Se supone que hay un narrador dentro de nosotros, ahí encerrado el pobre, un esclavo al que ponemos a escribir. Ha de tomar nota de todo y no puede descansar nunca, que para eso está. Se supone que él hace su trabajo en silencio sin molestarnos mucho cuando salimos por ahí. Todo esto es en teoría, porque en realidad no deja de tocarnos las pelotas como si en lugar de un narrador llevásemos un perro hambriento que ve huesos en todas partes.
Al llegar a casa lo sacamos del armario como quien dice y lo ponemos delante del ordenador, o lo que es lo mismo, ponemos la oreja a ver si lo escuchamos y qué es lo que nos tiene que decir. A ver, hoy qué... Pasa a veces que no nos dice nada. Está como muerto. ¿Habrá fallecido el narrador que llevamos dentro? Siempre pensamos lo mismo, y no es que haya fallecido, es que es muy cabrón y muy chulo y no quiere dejarse aconsejar ni guiar por una mano experta, aunque el experto sea él en realidad. Se hace el muerto. Basta que uno le imponga algo para que el tío se niegue en redondo a soltar unas frases de verdad. Y no solo eso; si, hartos, nos ponemos nosotros a la tarea aparece siempre para burlarse de lo que hacemos, razonándolo todo demasiado y destrozándonos los párrafos que hayamos acometido solos. El narrador, que debe ser mala persona, sabe lo que necesitamos y nos tiene cogidos por el saco testicular. Lo último que haría en su jodida vida de narrador sería dejarse aconsejar. Antes muerto que aconsejado. Uno se sienta para cumplir con sus tareas, autoimpuestas o no, y le dice, sin decir nada (no es necesario dialogar con nuestro narrador, con el pensamiento es suficiente), que quiere esto o lo otro, pero el tipo se resiste. No hay manera de indicarle por dónde queremos ir, pues él siempre irá por otro camino, aunque solo sea por llevar la contraria.
El narrador es así. Qué a gusto nos quedaríamos a veces si pudiéramos darle unas leches o mandarlo al cuerno y contratar a otro. Y es que tampoco hay forma de deshacerse de él. Ya son algunos años conviviendo con este sujeto y ya sabemos a lo que atenernos. Si le da uno la espalda y dice; a la mierda, a partir de hoy no vas a escribir ni una puñetera reclamación en una tienda de todoacien, a ver si explotas. Voy a hacer como que no existes. Pero es inmune a las amenazas, y además, un maestro en minar la paciencia de uno, pues según va pasando el tiempo sin que le hagan caso, se hace notar cada vez más, perturbándonos con sus locuras en los lugares más insospechados y comiéndonos el tarro a cada momento como si fuésemos unos esquizofrénicos que oyen voces amenazadoras que les dan mucho la vara y no les dejan vivir en paz. Nos vuelve irritables e impacientes y acaba uno solo deseando una cosa; un papel, un lápiz y un momento tranquilo, para librarnos del desgraciado que vive como un parásito en nuestro cuerpo. Acaba ganando él, y ya puede uno conformarse con lo que hay, pero así a todo es difícil ponerse de acuerdo con él. Hay que dejarlo en paz, no pedirle nada, no ser muy exigente ni obligarlo de malos modos a hacer esto u aquello, porque se negará y no sacaremos nada en limpio, ni en sucio.

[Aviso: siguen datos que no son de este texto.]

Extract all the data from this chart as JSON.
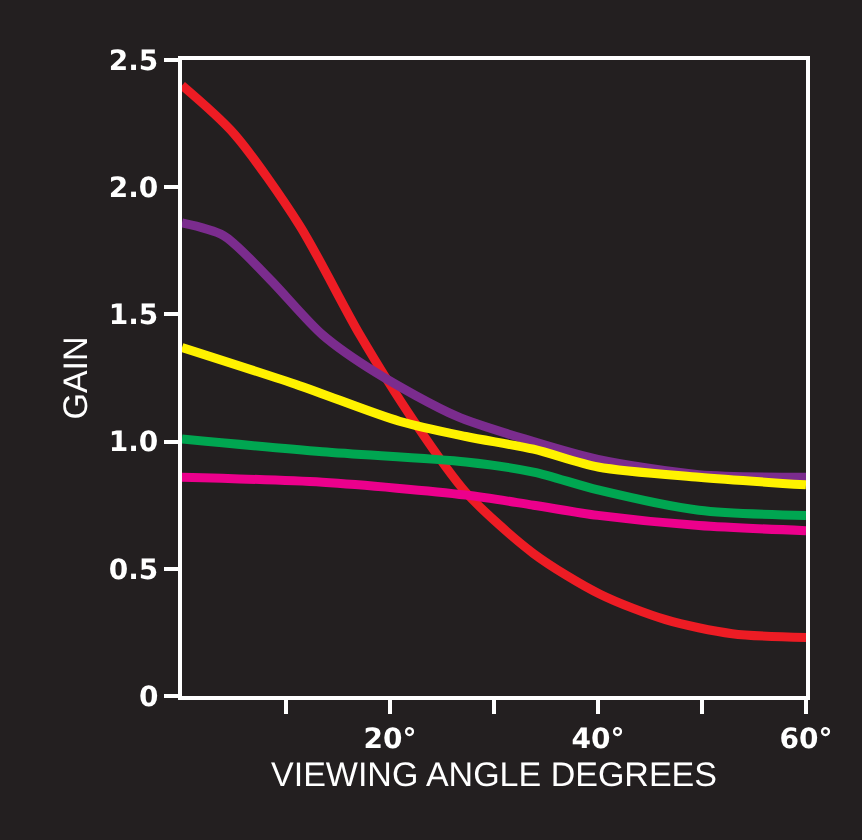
{
  "chart_data": {
    "type": "line",
    "xlabel": "VIEWING ANGLE DEGREES",
    "ylabel": "GAIN",
    "xlim": [
      0,
      60
    ],
    "xticks": [
      {
        "value": 10,
        "label": null
      },
      {
        "value": 20,
        "label": "20°"
      },
      {
        "value": 30,
        "label": null
      },
      {
        "value": 40,
        "label": "40°"
      },
      {
        "value": 50,
        "label": null
      },
      {
        "value": 60,
        "label": "60°"
      }
    ],
    "ylim": [
      0,
      2.5
    ],
    "yticks": [
      0,
      {
        "value": 0.5,
        "label": "0.5"
      },
      {
        "value": 1,
        "label": "1.0"
      },
      {
        "value": 1.5,
        "label": "1.5"
      },
      {
        "value": 2,
        "label": "2.0"
      },
      {
        "value": 2.5,
        "label": "2.5"
      }
    ],
    "grid": false,
    "marker": "none",
    "line_style": "solid",
    "series": [
      {
        "color": "#ed1c24",
        "x": [
          0,
          5,
          11.3,
          17.1,
          22.3,
          27.3,
          33.8,
          40.2,
          46.5,
          52.9,
          60
        ],
        "values": [
          2.4,
          2.21,
          1.85,
          1.42,
          1.08,
          0.8,
          0.56,
          0.4,
          0.3,
          0.245,
          0.23
        ]
      },
      {
        "color": "#7b2c8e",
        "x": [
          0,
          4,
          8.4,
          13.5,
          18.7,
          26.4,
          33.8,
          40,
          49.7,
          60
        ],
        "values": [
          1.86,
          1.81,
          1.64,
          1.42,
          1.27,
          1.1,
          1.0,
          0.93,
          0.87,
          0.86
        ]
      },
      {
        "color": "#fff200",
        "x": [
          0,
          11.3,
          20.9,
          27.3,
          33.8,
          40,
          49.7,
          60
        ],
        "values": [
          1.37,
          1.22,
          1.08,
          1.02,
          0.97,
          0.9,
          0.86,
          0.83
        ]
      },
      {
        "color": "#00a651",
        "x": [
          0,
          13.5,
          27.3,
          33.8,
          40,
          49.7,
          60
        ],
        "values": [
          1.01,
          0.96,
          0.92,
          0.88,
          0.81,
          0.73,
          0.71
        ]
      },
      {
        "color": "#ec008c",
        "x": [
          0,
          13.5,
          27.3,
          33.8,
          40,
          49.7,
          60
        ],
        "values": [
          0.86,
          0.84,
          0.79,
          0.75,
          0.71,
          0.67,
          0.65
        ]
      }
    ]
  }
}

Pasado el tiempo, la relación con nuestro narrador es parecida a uno de esos matrimonios mayores que se soportan con paciencia y un algo de resignación. Ni se quieren ni se dejan de querer; les une algo que no comprenden ni ganas que tienen de comprender. Están juntos porque así son las cosas, ni buenas ni malas; las cosas son como son. Se tienen el uno al otro.